Census Cybersecurity Policy Analyst Lead - Military veterans preferred

2021-05-25
ManTech (www.mantech.com)
Other

/yr

  full-time   employee


Washington
District of Columbia
20528
United States

Secure our Nation, Ignite your Future

Become an integral part of a diverse team while working at an Industry Leading Organization, where our employees come first.  At ManTech International Corporation, you’ll help protect our national security while working on innovative projects that offer opportunities for advancement.

Currently, ManTech is seeking a motivated, career and customer-oriented Cybersecurity Policy Analyst Lead to join our team in the Washington, DC.
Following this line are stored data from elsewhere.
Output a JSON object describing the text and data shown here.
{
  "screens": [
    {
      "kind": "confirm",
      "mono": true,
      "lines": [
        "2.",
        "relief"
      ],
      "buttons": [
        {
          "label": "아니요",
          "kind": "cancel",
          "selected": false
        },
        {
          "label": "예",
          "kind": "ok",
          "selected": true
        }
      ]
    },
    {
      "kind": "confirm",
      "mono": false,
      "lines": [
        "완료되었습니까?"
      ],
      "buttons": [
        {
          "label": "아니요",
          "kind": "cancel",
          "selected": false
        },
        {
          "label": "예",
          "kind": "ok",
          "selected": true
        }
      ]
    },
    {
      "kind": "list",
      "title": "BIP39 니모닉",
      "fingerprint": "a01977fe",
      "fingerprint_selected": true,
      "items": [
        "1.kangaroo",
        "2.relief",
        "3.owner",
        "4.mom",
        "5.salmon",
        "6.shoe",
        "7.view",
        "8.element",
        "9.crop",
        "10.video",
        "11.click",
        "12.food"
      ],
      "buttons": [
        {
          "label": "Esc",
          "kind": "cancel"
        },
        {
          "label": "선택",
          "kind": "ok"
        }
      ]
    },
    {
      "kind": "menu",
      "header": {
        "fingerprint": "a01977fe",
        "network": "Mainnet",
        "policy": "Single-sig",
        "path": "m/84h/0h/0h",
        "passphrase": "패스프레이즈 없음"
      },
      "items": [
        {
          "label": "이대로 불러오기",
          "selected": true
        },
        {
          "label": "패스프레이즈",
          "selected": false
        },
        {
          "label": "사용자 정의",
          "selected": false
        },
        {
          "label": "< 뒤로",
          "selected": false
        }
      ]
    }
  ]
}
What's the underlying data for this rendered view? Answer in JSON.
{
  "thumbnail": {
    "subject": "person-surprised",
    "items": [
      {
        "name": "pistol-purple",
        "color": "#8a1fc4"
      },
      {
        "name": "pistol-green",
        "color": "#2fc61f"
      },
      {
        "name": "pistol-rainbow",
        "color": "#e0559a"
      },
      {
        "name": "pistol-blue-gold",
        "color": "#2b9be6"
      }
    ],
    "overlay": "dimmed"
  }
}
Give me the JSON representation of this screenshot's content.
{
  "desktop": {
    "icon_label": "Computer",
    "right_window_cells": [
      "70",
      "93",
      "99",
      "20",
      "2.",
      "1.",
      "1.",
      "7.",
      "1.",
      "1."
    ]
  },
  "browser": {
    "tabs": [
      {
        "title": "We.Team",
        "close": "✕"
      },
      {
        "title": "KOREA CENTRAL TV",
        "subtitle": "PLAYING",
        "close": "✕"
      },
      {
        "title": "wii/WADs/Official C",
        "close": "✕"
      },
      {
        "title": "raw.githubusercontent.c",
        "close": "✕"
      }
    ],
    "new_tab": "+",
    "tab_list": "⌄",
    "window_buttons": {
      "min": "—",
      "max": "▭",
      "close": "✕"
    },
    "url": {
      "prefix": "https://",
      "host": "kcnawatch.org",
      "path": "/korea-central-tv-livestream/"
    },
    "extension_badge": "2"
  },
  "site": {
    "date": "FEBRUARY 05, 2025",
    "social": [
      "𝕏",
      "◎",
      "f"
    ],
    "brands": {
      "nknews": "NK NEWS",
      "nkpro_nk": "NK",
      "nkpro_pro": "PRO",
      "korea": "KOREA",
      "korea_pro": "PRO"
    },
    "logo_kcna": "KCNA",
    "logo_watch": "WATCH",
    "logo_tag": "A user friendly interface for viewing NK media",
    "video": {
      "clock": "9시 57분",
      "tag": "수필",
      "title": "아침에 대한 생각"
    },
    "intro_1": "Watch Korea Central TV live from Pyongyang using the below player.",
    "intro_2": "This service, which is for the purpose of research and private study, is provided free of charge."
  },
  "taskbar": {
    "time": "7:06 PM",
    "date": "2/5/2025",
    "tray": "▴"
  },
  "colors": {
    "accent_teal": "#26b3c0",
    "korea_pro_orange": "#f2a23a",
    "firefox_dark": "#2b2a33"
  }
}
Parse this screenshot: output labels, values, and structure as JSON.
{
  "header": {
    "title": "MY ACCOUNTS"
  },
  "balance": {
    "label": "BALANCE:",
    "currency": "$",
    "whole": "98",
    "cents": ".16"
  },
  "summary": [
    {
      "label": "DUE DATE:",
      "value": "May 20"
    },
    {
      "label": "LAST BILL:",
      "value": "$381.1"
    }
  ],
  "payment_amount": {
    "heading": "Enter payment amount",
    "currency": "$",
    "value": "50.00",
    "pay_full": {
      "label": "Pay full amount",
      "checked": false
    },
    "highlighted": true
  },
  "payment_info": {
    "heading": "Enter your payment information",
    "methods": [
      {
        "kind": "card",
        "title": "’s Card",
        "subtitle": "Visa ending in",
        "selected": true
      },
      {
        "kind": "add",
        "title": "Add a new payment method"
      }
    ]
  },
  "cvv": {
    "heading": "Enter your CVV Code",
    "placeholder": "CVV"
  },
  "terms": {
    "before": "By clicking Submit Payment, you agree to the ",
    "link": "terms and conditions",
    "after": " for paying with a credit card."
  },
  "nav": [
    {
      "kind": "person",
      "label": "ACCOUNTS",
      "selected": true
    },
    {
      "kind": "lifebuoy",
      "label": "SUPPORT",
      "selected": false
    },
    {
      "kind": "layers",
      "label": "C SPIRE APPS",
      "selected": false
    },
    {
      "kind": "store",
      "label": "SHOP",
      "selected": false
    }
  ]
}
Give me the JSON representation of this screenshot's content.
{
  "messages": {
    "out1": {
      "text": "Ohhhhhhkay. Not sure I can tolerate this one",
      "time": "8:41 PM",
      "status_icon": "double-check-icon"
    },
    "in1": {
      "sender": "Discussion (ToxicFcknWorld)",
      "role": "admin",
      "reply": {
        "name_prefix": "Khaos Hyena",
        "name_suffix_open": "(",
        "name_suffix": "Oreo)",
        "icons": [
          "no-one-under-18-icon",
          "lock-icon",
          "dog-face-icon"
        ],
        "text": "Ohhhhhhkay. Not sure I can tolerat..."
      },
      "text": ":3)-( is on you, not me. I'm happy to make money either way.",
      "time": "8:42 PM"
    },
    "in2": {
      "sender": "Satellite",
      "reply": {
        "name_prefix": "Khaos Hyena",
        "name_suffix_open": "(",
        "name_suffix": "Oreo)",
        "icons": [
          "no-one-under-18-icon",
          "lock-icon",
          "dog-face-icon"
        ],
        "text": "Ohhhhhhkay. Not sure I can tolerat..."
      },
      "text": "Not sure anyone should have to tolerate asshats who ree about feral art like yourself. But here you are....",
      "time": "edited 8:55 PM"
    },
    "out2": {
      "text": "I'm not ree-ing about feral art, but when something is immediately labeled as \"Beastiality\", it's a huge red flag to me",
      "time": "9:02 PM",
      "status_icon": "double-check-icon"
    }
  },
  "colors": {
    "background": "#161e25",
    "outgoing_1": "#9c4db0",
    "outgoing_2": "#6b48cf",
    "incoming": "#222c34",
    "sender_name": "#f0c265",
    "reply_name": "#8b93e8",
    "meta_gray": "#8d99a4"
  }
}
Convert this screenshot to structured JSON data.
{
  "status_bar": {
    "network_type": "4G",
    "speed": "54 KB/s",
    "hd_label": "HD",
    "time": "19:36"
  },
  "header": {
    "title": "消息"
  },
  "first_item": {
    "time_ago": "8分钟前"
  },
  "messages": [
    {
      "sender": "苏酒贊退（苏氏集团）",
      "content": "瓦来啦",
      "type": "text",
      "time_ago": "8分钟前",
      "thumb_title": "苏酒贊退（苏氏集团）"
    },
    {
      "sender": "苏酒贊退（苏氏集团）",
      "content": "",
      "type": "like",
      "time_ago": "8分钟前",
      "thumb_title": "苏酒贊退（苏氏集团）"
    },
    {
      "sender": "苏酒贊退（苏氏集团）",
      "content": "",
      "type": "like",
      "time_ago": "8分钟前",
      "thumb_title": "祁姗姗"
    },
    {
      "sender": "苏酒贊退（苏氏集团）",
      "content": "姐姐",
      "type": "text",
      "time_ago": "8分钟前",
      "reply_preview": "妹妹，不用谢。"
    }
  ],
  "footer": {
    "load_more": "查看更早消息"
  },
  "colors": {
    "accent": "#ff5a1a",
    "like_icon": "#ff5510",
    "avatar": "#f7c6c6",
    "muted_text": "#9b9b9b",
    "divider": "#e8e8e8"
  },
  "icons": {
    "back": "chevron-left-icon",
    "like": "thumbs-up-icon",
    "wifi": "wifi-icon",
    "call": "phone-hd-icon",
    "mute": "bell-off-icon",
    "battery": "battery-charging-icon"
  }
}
Responsibilities include, but are not limited to:

The successful candidate will oversee a team of cybersecurity professionals who work with the USCB team to design, develop, and perform risk management policies and procedures based on guidance from the FISMA and OMB Circular A130; Current versions of NIST Special Publication (SP) 800-37, SP 800-30, SP 800-39, and SP 800-53; and the Federal Information Security Management Act of 2002 within Federal Information Processing Standard Publication (FIPS) 199 and 200; as well as federal authorities to do so.

The USCB’s Information Technology Security Program Policy (ITSPP) was developed in accordance with DOC’s Information Technology Security Baseline Policy (ITSBP) and governs the USCB’s cybersecurity program and practices. This comprehensive approach adapts to the changing cyber threat landscape and provides decision-makers with a holistic view of risks, enables compliance with federal laws, regulations, and standards (i.e., FISMA and NIST SP 800-37), and meets its mission by protecting the USCB’s information systems against risks of loss, misuse, or unauthorized access.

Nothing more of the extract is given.